Vishing, short for “voice phishing”, is a type of social engineering scam that uses phone calls or voicemail messages to trick people into giving away sensitive information. Unlike traditional phishing scams that use email or text messages, vishing attacks rely on the power of voice to create a sense of urgency and credibility.
How vishing works
Vishing attacks often begin with a recorded message or an automated call that prompts the recipient to call back a specific phone number. The number typically belongs to a fake customer service department, bank or government agency, and once the victim calls back, they are greeted by a professional-sounding operator who tries to extract personal information such as credit card numbers, social security numbers, or login credentials.
Check Point Research recently discovered a vishing attack called FakeCalls, an Android Trojan that masquerades as financial applications and imitates phone conversations with bank employees. This type of attack has a long history in South Korea, causing financial losses of approximately $600 million in 2020 and affecting 170,000 victims between 2016 and 2020. The FakeCalls Trojan targets the South Korean market and can extract private data from victims. It highlights the need for individuals and businesses to be vigilant when using financial applications and speaking with bank employees over the phone.
How to protect yourself from vishing
Here are some practical tips to avoid falling victim to vishing scams:
- Do not disclose personal data: Be wary of vishing attacks that aim to trick you into giving away personal information that can be used for fraudulent purposes or future attacks. Never reveal passwords, multi-factor authentication (MFA) numbers, financial data, or similar information over the phone.
- Verify caller identities and phone numbers: Scammers may call pretending to be from a legitimate organization. Before sharing any personal data or taking any action, ask the caller for their name and call them back using the official number listed on the company’s website. If the caller resists your request, it’s likely a scam.
- Do not pay with gift cards: Vishing scammers may demand payment for unpaid taxes or other fees in gift cards or prepaid Visa cards. Legitimate organizations will never request payment with a gift card or prepaid credit.

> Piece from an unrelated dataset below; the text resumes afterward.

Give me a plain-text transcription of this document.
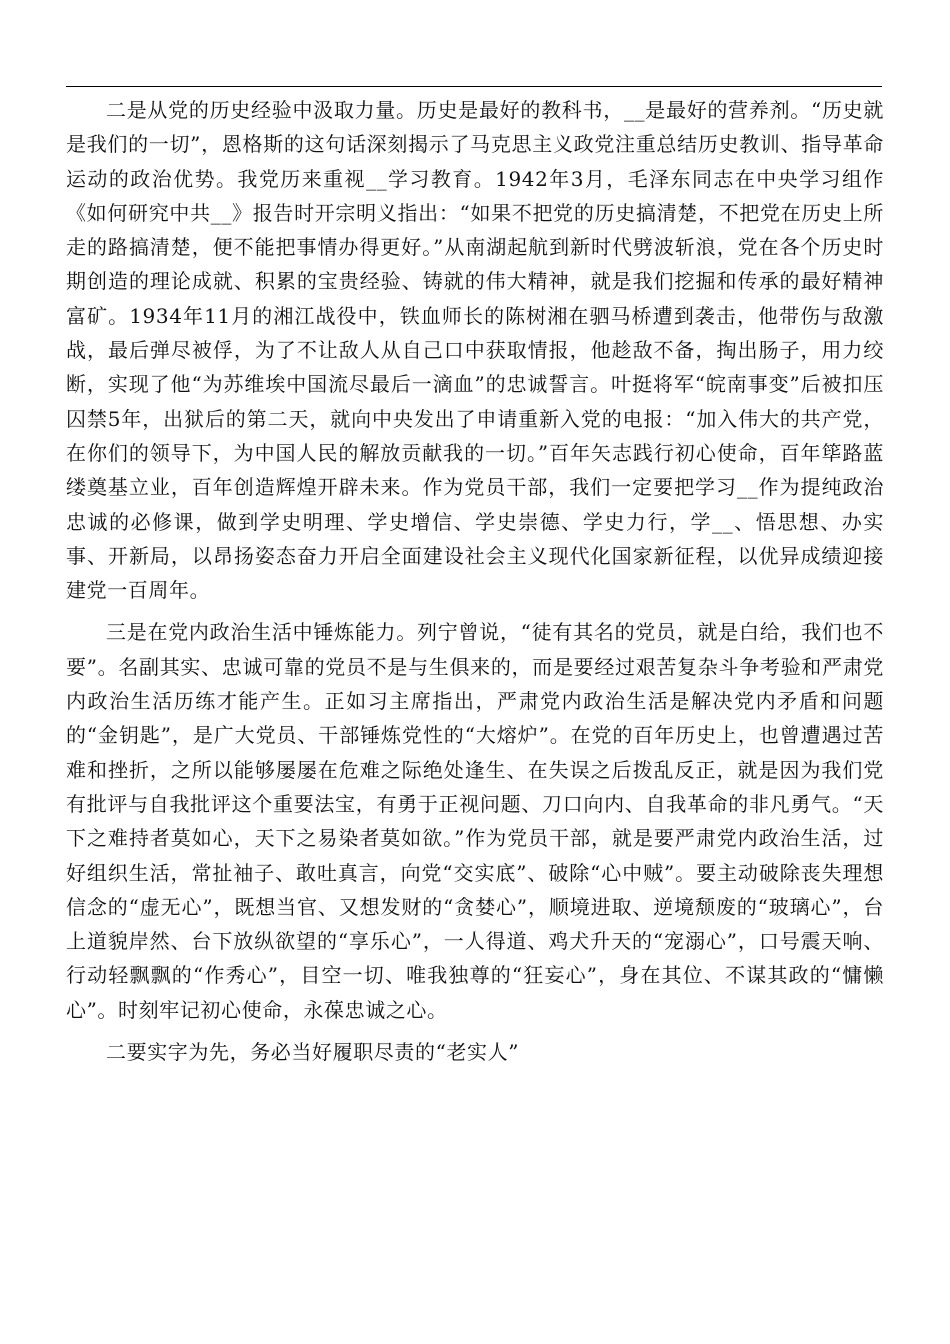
二是从党的历史经验中汲取力量。历史是最好的教科书，__是最好的营养剂。“历史就是我们的一切”，恩格斯的这句话深刻揭示了马克思主义政党注重总结历史教训、指导革命运动的政治优势。我党历来重视__学习教育。1942年3月，毛泽东同志在中央学习组作《如何研究中共__》报告时开宗明义指出：“如果不把党的历史搞清楚，不把党在历史上所走的路搞清楚，便不能把事情办得更好。”从南湖起航到新时代劈波斩浪，党在各个历史时期创造的理论成就、积累的宝贵经验、铸就的伟大精神，就是我们挖掘和传承的最好精神富矿。1934年11月的湘江战役中，铁血师长的陈树湘在驷马桥遭到袭击，他带伤与敌激战，最后弹尽被俘，为了不让敌人从自己口中获取情报，他趁敌不备，掏出肠子，用力绞断，实现了他“为苏维埃中国流尽最后一滴血”的忠诚誓言。叶挺将军“皖南事变”后被扣压囚禁5年，出狱后的第二天，就向中央发出了申请重新入党的电报：“加入伟大的共产党，在你们的领导下，为中国人民的解放贡献我的一切。”百年矢志践行初心使命，百年筚路蓝缕奠基立业，百年创造辉煌开辟未来。作为党员干部，我们一定要把学习__作为提纯政治忠诚的必修课，做到学史明理、学史增信、学史崇德、学史力行，学__、悟思想、办实事、开新局，以昂扬姿态奋力开启全面建设社会主义现代化国家新征程，以优异成绩迎接建党一百周年。

三是在党内政治生活中锤炼能力。列宁曾说，“徒有其名的党员，就是白给，我们也不要”。名副其实、忠诚可靠的党员不是与生俱来的，而是要经过艰苦复杂斗争考验和严肃党内政治生活历练才能产生。正如习主席指出，严肃党内政治生活是解决党内矛盾和问题的“金钥匙”，是广大党员、干部锤炼党性的“大熔炉”。在党的百年历史上，也曾遭遇过苦难和挫折，之所以能够屡屡在危难之际绝处逢生、在失误之后拨乱反正，就是因为我们党有批评与自我批评这个重要法宝，有勇于正视问题、刀口向内、自我革命的非凡勇气。“天下之难持者莫如心，天下之易染者莫如欲。”作为党员干部，就是要严肃党内政治生活，过好组织生活，常扯袖子、敢吐真言，向党“交实底”、破除“心中贼”。要主动破除丧失理想信念的“虚无心”，既想当官、又想发财的“贪婪心”，顺境进取、逆境颓废的“玻璃心”，台上道貌岸然、台下放纵欲望的“享乐心”，一人得道、鸡犬升天的“宠溺心”，口号震天响、行动轻飘飘的“作秀心”，目空一切、唯我独尊的“狂妄心”，身在其位、不谋其政的“慵懒心”。时刻牢记初心使命，永葆忠诚之心。

二要实字为先，务必当好履职尽责的“老实人”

- Do not grant remote computer access: Vishers may request remote access to your computer to “remove malware” or fix an issue. Never give access to your computer to anyone except verified members of the IT department.
- Report suspicious incidents: Vishing attacks often target multiple victims. If you suspect a vishing attack, report it immediately to your IT department or law enforcement so that they can take action and protect others from the same scam.
Vishing scams are becoming more sophisticated and harder to detect, but by following these tips, you can reduce your risk of falling victim to them. Stay vigilant, stay informed, and stay safe.